Local authorities conveniently pass the buck on to the central government for this gap and hide behind the lack of funds dispensed by the bosses at the top. They claim that of the 20 zones in the city work on installing fresh pipelines in seven zones (largely in the Old City) is currently on. “It is not possible to change the pipes throughout Hyderabad. Small replacements can be made but there are no funds for an extensive job,” reiterates Sundar Ram Reddy, in-charge director (technical), HMWS&SB. He, however , adds that the department undertakes regular maintenance of all pipelines and is even quick to act on any complaint.
But even as officials try to paint an all-is-well picture, residents are no longer in the mood to be fooled. With drinking water standards deteriorating by the day, a chunk of aware denizens have now started to test their water before pouring out a glass of it to their families. Apart from the municipal supplies, even the bore-well water is often taken to laboratories for a quality check. “We do get a lot of such cases these days as people are very cautious about the water they drink. Manjeera water samples though often found in the lab are not too many in number. That is because there is still limited awareness,” says B Anjaneyulu, chief water analyst at the Institute of Preventive Medicines. The institute’s monthly water monitoring reports this year have detected ‘unsatisfactory’ quality in several areas including Somajiguda , Narayaguda, Erragadda, Noorkhan Bazaar, among others.

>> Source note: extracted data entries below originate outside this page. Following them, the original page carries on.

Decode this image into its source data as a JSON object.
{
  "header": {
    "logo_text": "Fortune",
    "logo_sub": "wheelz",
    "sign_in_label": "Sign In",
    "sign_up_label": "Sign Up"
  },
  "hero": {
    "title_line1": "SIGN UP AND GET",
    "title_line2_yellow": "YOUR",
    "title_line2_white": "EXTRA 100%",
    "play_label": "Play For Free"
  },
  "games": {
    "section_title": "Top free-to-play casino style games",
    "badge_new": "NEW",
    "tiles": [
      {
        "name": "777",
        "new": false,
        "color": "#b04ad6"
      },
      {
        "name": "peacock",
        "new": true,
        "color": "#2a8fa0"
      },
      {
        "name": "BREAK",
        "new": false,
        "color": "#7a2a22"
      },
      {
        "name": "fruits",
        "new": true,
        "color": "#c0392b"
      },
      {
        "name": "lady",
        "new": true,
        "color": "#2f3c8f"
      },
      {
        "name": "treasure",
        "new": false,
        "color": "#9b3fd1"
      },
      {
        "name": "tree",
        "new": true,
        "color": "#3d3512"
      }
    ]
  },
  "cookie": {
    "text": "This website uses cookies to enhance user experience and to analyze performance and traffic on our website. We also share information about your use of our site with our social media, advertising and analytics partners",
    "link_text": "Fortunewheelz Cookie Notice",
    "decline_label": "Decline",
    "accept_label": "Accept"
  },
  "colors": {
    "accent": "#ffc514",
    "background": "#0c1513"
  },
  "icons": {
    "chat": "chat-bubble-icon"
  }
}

Not surprising then that households across the twin cities are now resorting to intensive purification of their manjeera before consumption.
According to Menon, most middle-class residential societies in Hyderabad these days are opting for such safety measures (especially reverse osmosis systems ), the demand for which has shot manifold over the last couple of years.
The fact that city’s stinking, coloured drinking water has also allowed the packaged water business to blossom into a multi-crore industry is no longer a secret.